FIELD: What do you see are the challenges that CISOs might face in this evolution?
SHERRY: The business challenge is going to be some push-back. Establishing security as a key partner would certainly enable additional responsibilities to be accepted more easily, but getting to that point sometimes can be hard to show the need and show institutional value. The CISO, I think, also needs to be aware of the danger of focusing and speaking in deep technical terms. As it moves up to speaking towards corporate-level members and board-level members, we really have to worry about the technical terms that we use and talk more in business terms. Certainly, we should not lose those skills, but remember the audience, and context is a necessary recognition.
Also, I think one of the challenges is going to be tension from technology teams, entrenched business processes that have been there for years, maybe from the necessary finances that are needed, and the question of "why" sometimes. Why do we need to do this? Setting some small wins, setting manageable targets and understanding the impact to the organization and decisions we make will certainly aid in overcoming this.
Managing Information Security, Risk
FIELD: At an educational institution, you're in a great place. What would your advice be to CISOs to help them better manage both information security and risk? What are they going to need to do?
SHERRY: Use your talent and use the knowledge that you've built up as security experts. Build on the success that you've had and that you've already created as a security practitioner, and embrace this new opportunity. Understand the connections and similarities that I see and I think most security people see now between security and privacy and compliance. Think holistically about solutions that can support and aid in all the areas that a CISO might be responsible for going forward and be excited about the opportunity that's being presented to us.
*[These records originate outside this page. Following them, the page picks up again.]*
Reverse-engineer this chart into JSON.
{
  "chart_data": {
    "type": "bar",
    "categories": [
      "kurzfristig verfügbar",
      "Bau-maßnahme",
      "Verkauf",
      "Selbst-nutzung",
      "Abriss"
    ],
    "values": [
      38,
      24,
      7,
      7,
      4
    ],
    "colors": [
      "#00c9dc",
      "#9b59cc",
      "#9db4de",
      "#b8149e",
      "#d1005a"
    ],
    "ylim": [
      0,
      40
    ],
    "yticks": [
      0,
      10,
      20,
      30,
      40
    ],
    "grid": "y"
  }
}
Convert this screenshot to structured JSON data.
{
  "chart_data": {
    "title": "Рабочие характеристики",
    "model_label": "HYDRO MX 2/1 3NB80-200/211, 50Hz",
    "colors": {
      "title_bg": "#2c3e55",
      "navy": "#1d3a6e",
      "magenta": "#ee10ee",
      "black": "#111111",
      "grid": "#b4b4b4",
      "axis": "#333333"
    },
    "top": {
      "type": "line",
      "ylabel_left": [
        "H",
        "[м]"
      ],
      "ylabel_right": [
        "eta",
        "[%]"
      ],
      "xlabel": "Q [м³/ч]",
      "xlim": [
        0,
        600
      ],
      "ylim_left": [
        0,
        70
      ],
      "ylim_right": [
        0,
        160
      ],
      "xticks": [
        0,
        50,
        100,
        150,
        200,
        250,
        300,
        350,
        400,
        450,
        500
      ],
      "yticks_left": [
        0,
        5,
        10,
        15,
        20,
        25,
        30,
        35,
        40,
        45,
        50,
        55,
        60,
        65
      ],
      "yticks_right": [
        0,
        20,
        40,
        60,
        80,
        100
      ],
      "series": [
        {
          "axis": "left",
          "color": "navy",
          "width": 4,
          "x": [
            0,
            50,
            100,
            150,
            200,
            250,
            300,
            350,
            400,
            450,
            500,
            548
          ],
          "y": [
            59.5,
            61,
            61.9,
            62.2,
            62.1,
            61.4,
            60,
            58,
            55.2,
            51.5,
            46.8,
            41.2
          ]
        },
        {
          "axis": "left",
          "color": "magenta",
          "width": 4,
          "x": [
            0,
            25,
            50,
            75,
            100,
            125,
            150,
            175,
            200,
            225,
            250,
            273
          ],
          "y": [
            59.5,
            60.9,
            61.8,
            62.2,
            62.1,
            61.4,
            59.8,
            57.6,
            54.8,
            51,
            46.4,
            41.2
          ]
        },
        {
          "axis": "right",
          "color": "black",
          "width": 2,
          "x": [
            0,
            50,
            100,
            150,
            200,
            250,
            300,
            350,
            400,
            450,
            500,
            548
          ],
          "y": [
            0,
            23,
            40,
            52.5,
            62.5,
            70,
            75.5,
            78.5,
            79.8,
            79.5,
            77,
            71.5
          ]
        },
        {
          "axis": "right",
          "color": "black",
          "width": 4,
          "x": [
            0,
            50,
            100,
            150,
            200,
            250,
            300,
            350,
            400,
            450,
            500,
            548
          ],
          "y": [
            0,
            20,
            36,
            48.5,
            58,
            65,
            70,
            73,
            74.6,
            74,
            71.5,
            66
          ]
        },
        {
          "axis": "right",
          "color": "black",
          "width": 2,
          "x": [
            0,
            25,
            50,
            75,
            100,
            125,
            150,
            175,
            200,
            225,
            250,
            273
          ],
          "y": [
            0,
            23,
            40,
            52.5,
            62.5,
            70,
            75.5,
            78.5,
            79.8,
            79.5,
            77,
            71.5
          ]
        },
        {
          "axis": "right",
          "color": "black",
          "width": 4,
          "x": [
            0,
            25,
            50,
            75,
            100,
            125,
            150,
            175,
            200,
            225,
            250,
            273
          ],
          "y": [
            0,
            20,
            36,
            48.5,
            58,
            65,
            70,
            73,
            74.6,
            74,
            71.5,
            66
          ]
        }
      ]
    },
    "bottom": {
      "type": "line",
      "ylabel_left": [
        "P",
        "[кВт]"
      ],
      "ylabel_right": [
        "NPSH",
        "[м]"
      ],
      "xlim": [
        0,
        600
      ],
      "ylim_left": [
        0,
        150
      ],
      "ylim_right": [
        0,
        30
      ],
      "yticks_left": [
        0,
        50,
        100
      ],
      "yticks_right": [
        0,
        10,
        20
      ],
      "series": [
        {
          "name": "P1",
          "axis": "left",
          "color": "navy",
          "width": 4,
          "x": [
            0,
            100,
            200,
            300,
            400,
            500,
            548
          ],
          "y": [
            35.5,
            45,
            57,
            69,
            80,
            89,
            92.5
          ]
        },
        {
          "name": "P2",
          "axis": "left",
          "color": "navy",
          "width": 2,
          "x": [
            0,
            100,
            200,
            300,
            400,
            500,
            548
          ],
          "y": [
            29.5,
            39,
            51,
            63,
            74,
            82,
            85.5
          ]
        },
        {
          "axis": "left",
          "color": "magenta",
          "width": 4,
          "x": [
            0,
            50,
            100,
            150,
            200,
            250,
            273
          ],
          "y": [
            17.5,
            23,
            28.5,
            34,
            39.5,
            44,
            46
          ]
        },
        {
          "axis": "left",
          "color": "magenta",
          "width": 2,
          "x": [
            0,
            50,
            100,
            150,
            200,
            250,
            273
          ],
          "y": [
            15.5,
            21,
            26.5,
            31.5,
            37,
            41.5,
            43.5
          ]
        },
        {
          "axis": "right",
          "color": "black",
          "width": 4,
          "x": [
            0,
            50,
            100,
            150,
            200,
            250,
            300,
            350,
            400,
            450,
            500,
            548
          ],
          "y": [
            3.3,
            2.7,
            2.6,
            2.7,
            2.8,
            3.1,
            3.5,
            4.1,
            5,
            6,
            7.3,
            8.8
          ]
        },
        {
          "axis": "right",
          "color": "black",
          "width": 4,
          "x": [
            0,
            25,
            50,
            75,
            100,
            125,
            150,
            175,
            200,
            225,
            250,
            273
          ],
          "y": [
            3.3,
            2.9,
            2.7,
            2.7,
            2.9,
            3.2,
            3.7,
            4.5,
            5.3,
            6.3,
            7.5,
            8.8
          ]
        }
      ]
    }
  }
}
It wasn't that long ago we were seeking relevance as a discipline, and now we're being considered for an expanding role. That's a really cool place to be in. I see CISOs being at the vanguard of our changing role, and certainly there are questions. I suggest to people to seek out their peers, ask what others are doing that have been a success or sometimes, more importantly, ask what they have done that has been a failure.
It's really an exciting time to be in security and in a CISO role, whether it's in an educational institution or not. I imagine that if we were to have this similar conversation in two or three years, we'd be looking back with pride at how the security discipline has evolved and matured, and probably at that time embracing the next wave of challenges as well.